Midnighter #7
Posted by Graig on May 3, 2007
In the recent film The Lookout, Joseph Gordon-Levitt plays a character still recovering from a head trauma received four years earlier in a car accident. As a result he has issues with his memory, often forgetting to do things or where he left things, and has difficulty remembering how his day progressed. His room mate, played by Jeff Daniels, probes him, and tells him to start from the end and work his way back, rather than start at the beginning. He tries and he does. He can sequence properly, but only in this fashion. Later in the film, by envisioning the end result he manages to devise a fool-proof scheme for getting himself out of the huge trouble he winds up in (it involves a heist… it’s a smart movie, give it a shot when it hits DVD).
I’m not saying Brian K. Vaughan was influenced by The Lookout for his one-off issue of Midnighter (as no doubt his script was in well before the release of that film) but the parallels are there. What could ostensibly be considered a “fill-in” issue also happens to be enjoyably clever without being overtly smug about it, and a fascinating read.
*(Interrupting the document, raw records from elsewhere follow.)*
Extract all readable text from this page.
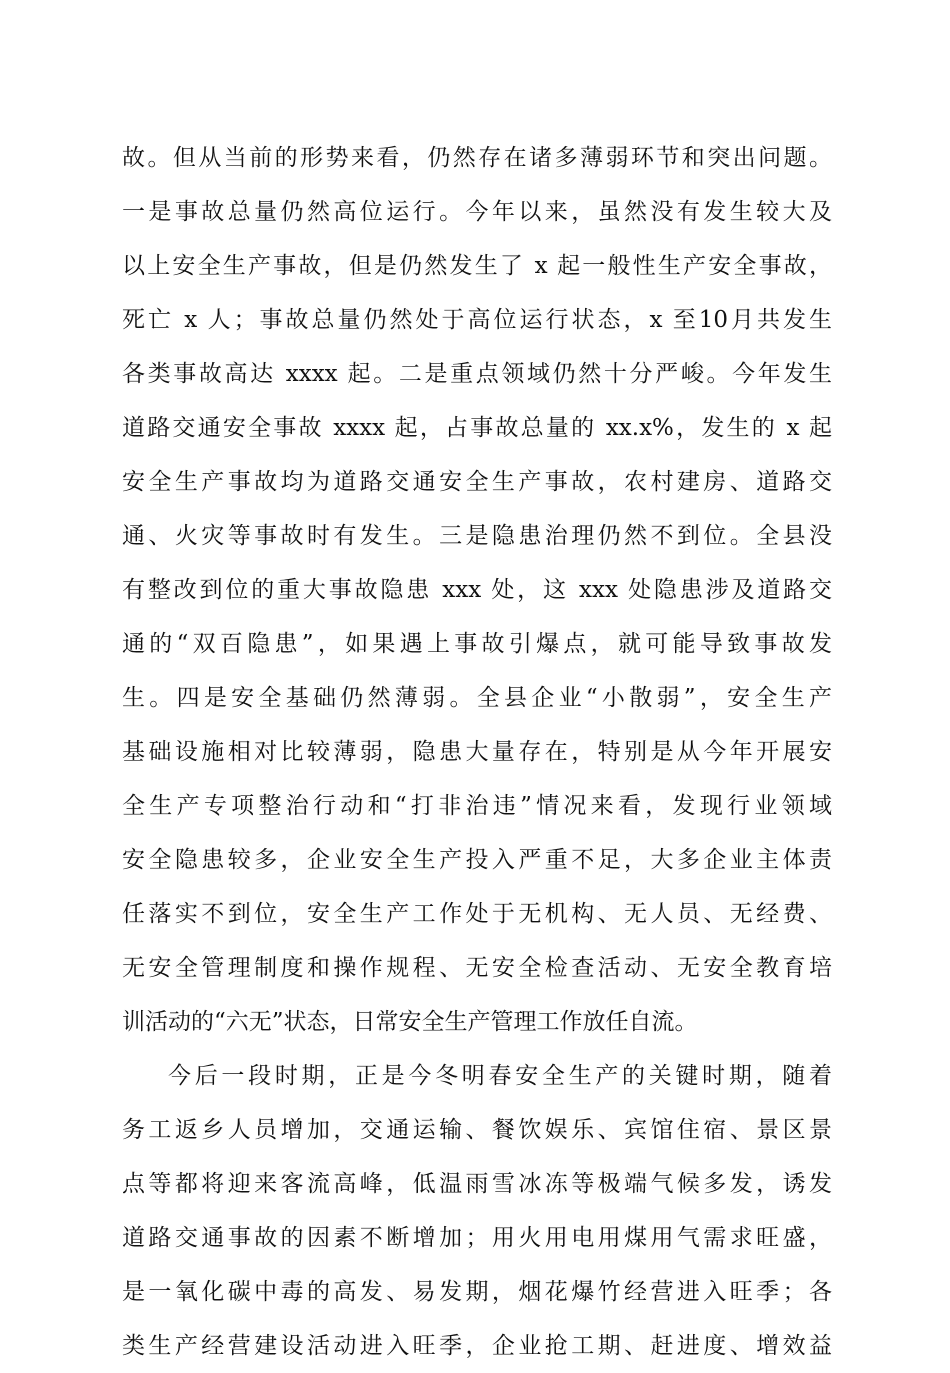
故。但从当前的形势来看，仍然存在诸多薄弱环节和突出问题。
一是事故总量仍然高位运行。今年以来，虽然没有发生较大及
以上安全生产事故，但是仍然发生了 x 起一般性生产安全事故，
死亡 x 人；事故总量仍然处于高位运行状态，x 至10月共发生
各类事故高达 xxxx 起。二是重点领域仍然十分严峻。今年发生
道路交通安全事故 xxxx 起，占事故总量的 xx.x%，发生的 x 起
安全生产事故均为道路交通安全生产事故，农村建房、道路交
通、火灾等事故时有发生。三是隐患治理仍然不到位。全县没
有整改到位的重大事故隐患 xxx 处，这 xxx 处隐患涉及道路交
通的“双百隐患”，如果遇上事故引爆点，就可能导致事故发
生。四是安全基础仍然薄弱。全县企业“小散弱”，安全生产
基础设施相对比较薄弱，隐患大量存在，特别是从今年开展安
全生产专项整治行动和“打非治违”情况来看，发现行业领域
安全隐患较多，企业安全生产投入严重不足，大多企业主体责
任落实不到位，安全生产工作处于无机构、无人员、无经费、
无安全管理制度和操作规程、无安全检查活动、无安全教育培
训活动的“六无”状态，日常安全生产管理工作放任自流。
今后一段时期，正是今冬明春安全生产的关键时期，随着
务工返乡人员增加，交通运输、餐饮娱乐、宾馆住宿、景区景
点等都将迎来客流高峰，低温雨雪冰冻等极端气候多发，诱发
道路交通事故的因素不断增加；用火用电用煤用气需求旺盛，
是一氧化碳中毒的高发、易发期，烟花爆竹经营进入旺季；各
类生产经营建设活动进入旺季，企业抢工期、赶进度、增效益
If your familiar with Vaughan’s work, this should come as no surprise, and yet each page in this book is a grin-inducing reveal.
The opening page features the caption “The End” in bold in the upper left corner, the full-page spread a picture of Midnighter and his lover, Apollo, in a romantic, lip-locked embrace. Each page that follows steps, well, one page back in time. Vaughn doesn’t go existentially creative, instead he’s essentially written an issue and released it’s pages in backwards order. You can start the issue at the last page and read it forward without any storytelling glitches, but it’s infinitely more exciting and it works just a little better because of it’s reverse-paging order. The story is almost irrelevant, with the climax of the action happening on page 4 working its way back to the first page at the end which is really the middle of the story (makes your head hurt a little doesn’t it). There is no real beginning to the story, because, by starting at the end, the beginning is irrelevant.
The point being made is Midnighter, like Gordon-Levitt’s character from the Lookout pictures where he wants to wind up and envisions all the possibilities between that destination and where he is. In his mind, he’s already won. And by presenting the story in such a manner, Vaughan lets us experience, ever so slightly, the Midnighter’s thought process. One could think that the last page (which is the first) is actually the origin, and everything leading to it is just the fantasy… so simple, and yet genius in its simplicity.
I didn’t even touch on Darick Robetson and Karl Story’s art, but just know that you wont find a more enjoyable M.O.D.O.K/C-free stand-alone issue of any mainstream comic this year.
5 out of 5 Vikings


Jen said,
Absolutely in agreement. This one-shot was a very pleasant surprise.
Subotai said,
Fun read, and true to the Midnighter established by Ennis.